BPP: Large Graph Storage for Efficient Disk Based Processing
Processing very large graphs like social networks, biological and chemical compounds is a challenging task. Distributed graph processing systems process the billion-scale graphs efficiently but incur overheads of efficient partitioning and distribution of the graph over a cluster of nodes. Distributed processing also requires cluster management and fault tolerance. In order to overcome these problems GraphChi was proposed recently. GraphChi significantly outperformed all the representative distributed processing frameworks. Still, we observe that GraphChi incurs some serious degradation in performance due to 1) high number of non-sequential I/Os for processing every chunk of graph; and 2) lack of true parallelism to process the graph. In this paper we propose a simple yet powerful engine BiShard Parallel Processor (BPP) to efficiently process billions-scale graphs on a single PC. We extend the storage structure proposed by GraphChi and introduce a new processing model called BiShard Parallel (BP). BP enables full CPU parallelism for processing the graph and significantly reduces the number of non-sequential I/Os required to process every chunk of the graph. Our experiments on real large graphs show that our solution significantly outperforms GraphChi.
💡 Research Summary
The paper addresses the longstanding challenge of processing graphs that contain billions of vertices and edges on a single commodity machine. While distributed graph‑processing frameworks (e.g., Pregel, Giraph) can handle such scale, they require sophisticated graph partitioning, network communication, cluster management, and fault‑tolerance mechanisms, which introduce substantial overhead. GraphChi, a recent single‑machine system, demonstrated that disk‑based “sliding‑window” processing could outperform many distributed systems, but it suffers from two critical performance bottlenecks: (1) a high number of non‑sequential disk I/O operations for each graph chunk, and (2) limited parallelism because multiple threads share the same in‑memory window and must synchronize updates.
To overcome these limitations, the authors propose the BiShard Parallel Processor (BPP). BPP builds directly on GraphChi’s storage concept—splitting the graph into “shards” that fit into memory—but refines it by dividing each shard into two complementary “BiShards.” One BiShard stores the inbound adjacency lists of the vertices in the shard, while the other stores the outbound adjacency lists. This dual‑file organization enables a single sequential read to retrieve both the incoming and outgoing edge information for every vertex in the shard, thereby cutting the number of random I/O operations roughly in half.

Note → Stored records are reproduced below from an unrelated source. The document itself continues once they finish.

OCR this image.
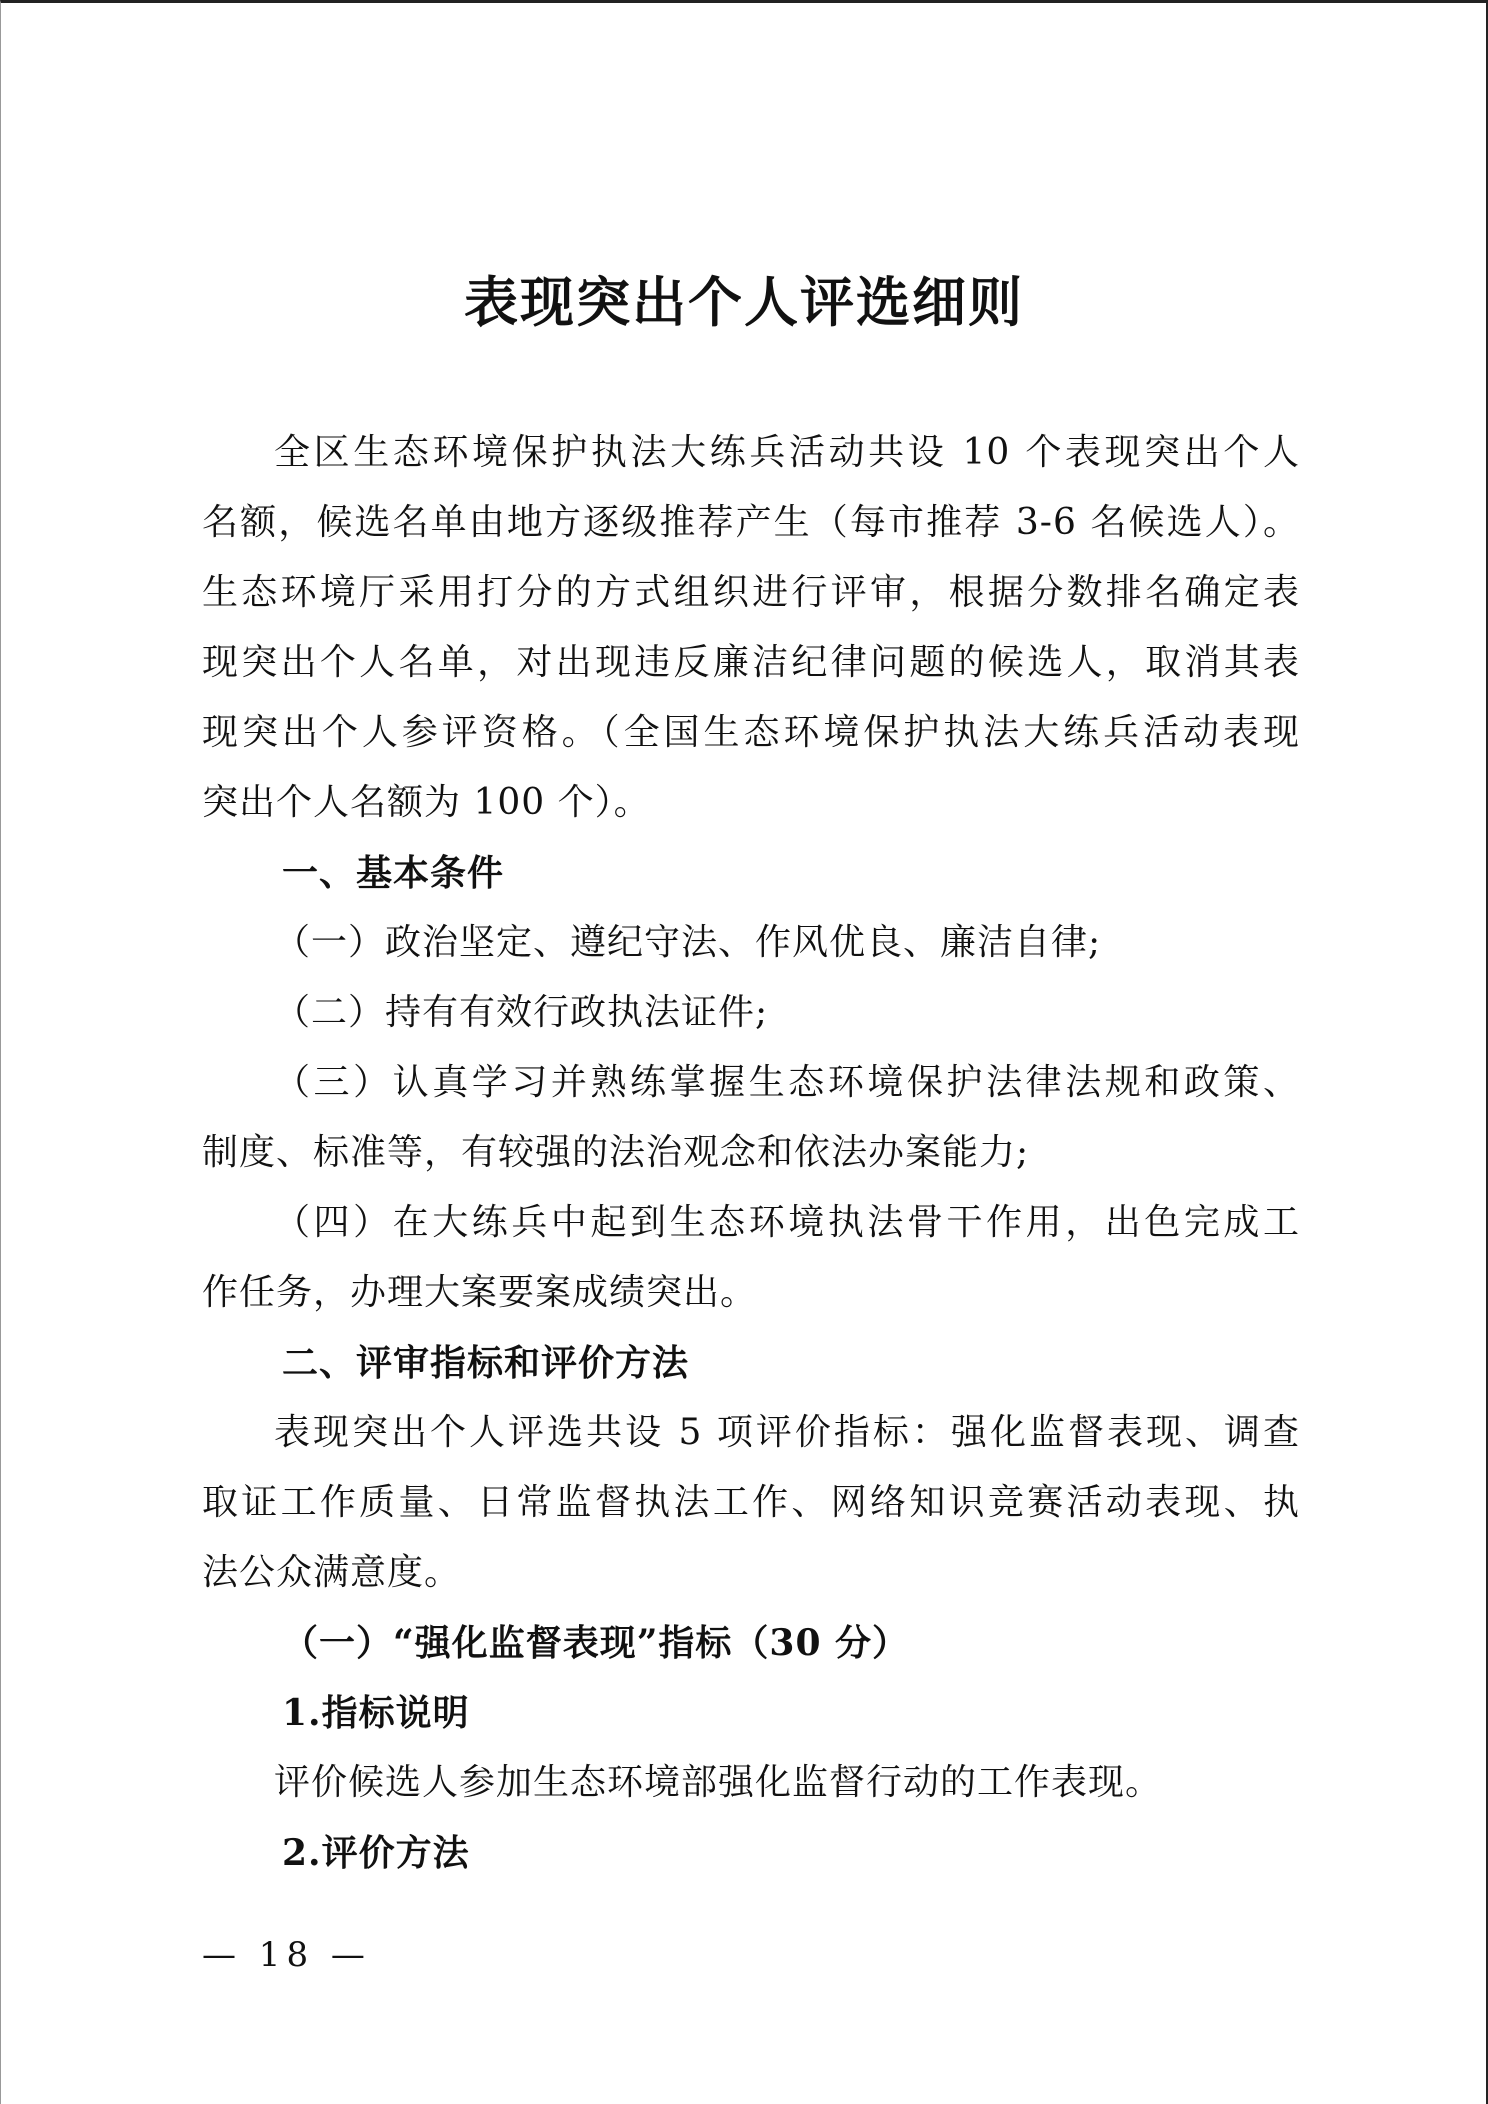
表现突出个人评选细则
全区生态环境保护执法大练兵活动共设 10 个表现突出个人
名额，候选名单由地方逐级推荐产生（每市推荐 3-6 名候选人）。
生态环境厅采用打分的方式组织进行评审，根据分数排名确定表
现突出个人名单，对出现违反廉洁纪律问题的候选人，取消其表
现突出个人参评资格。（全国生态环境保护执法大练兵活动表现
突出个人名额为 100 个）。
一、基本条件
（一）政治坚定、遵纪守法、作风优良、廉洁自律;
（二）持有有效行政执法证件;
（三）认真学习并熟练掌握生态环境保护法律法规和政策、
制度、标准等，有较强的法治观念和依法办案能力;
（四）在大练兵中起到生态环境执法骨干作用，出色完成工
作任务，办理大案要案成绩突出。
二、评审指标和评价方法
表现突出个人评选共设 5 项评价指标：强化监督表现、调查
取证工作质量、日常监督执法工作、网络知识竞赛活动表现、执
法公众满意度。
（一）“强化监督表现”指标（30 分）
1.指标说明
评价候选人参加生态环境部强化监督行动的工作表现。
2.评价方法
— 18 —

The second major contribution is the BiShard Parallel (BP) processing model. Instead of assigning whole shards to worker threads (as GraphChi does), BP schedules work at the BiShard granularity. Because each BiShard contains a disjoint set of edge data, a thread can operate on its assigned BiShard without any contention for shared memory, eliminating the need for locks or other synchronization primitives. The authors also introduce a lightweight work‑queue and a pipelined execution engine that overlaps disk I/O with CPU computation, further reducing idle time.
Experimental evaluation uses several real‑world graphs ranging from 100 million to 1 billion vertices, including social‑network graphs (LiveJournal, Twitter) and web graphs (UK2007). The authors benchmark four representative algorithms: PageRank, Connected Components, Triangle Counting, and Single‑Source Shortest Path. Across all datasets and algorithms, BPP consistently outperforms GraphChi. On average, the total runtime is reduced by a factor of 3.2, with the most dramatic speed‑up (≈7×) observed on Triangle Counting for the largest graph. I/O profiling shows that GraphChi spends more than 60 % of its execution time on non‑sequential reads/writes, whereas BPP reduces this fraction to under 30 %, allowing CPU utilization to stay above 85 % throughout the run.
The paper’s contributions can be summarized as follows:
- Storage Innovation: A BiShard layout that halves random I/O by delivering both inbound and outbound adjacency data in a single sequential access.
- Parallel Execution Model: The BP model that maps each BiShard to an independent thread, achieving lock‑free, full‑core parallelism on a single machine.
- Empirical Validation: Comprehensive experiments demonstrating that a well‑engineered single‑node system can rival, and often surpass, distributed frameworks for billion‑scale graph analytics.
The authors acknowledge two trade‑offs. First, the BiShard scheme doubles the on‑disk storage requirement compared with the original GraphChi layout. Second, memory consumption rises modestly (≈30 % more) because both inbound and outbound edge buffers must be resident simultaneously. Nonetheless, the authors argue that modern workstations equipped with 32–64 GB of RAM and high‑capacity SSD/NVMe drives can comfortably accommodate these costs.
Future work suggested includes integrating compression techniques to mitigate the increased storage footprint, dynamic re‑balancing of BiShards to adapt to skewed degree distributions, and extending the BP model to heterogeneous hardware (e.g., GPUs or many‑core accelerators). If these avenues are pursued, BPP could become a cornerstone technology for cost‑effective, high‑performance graph analytics in research labs and industry settings alike.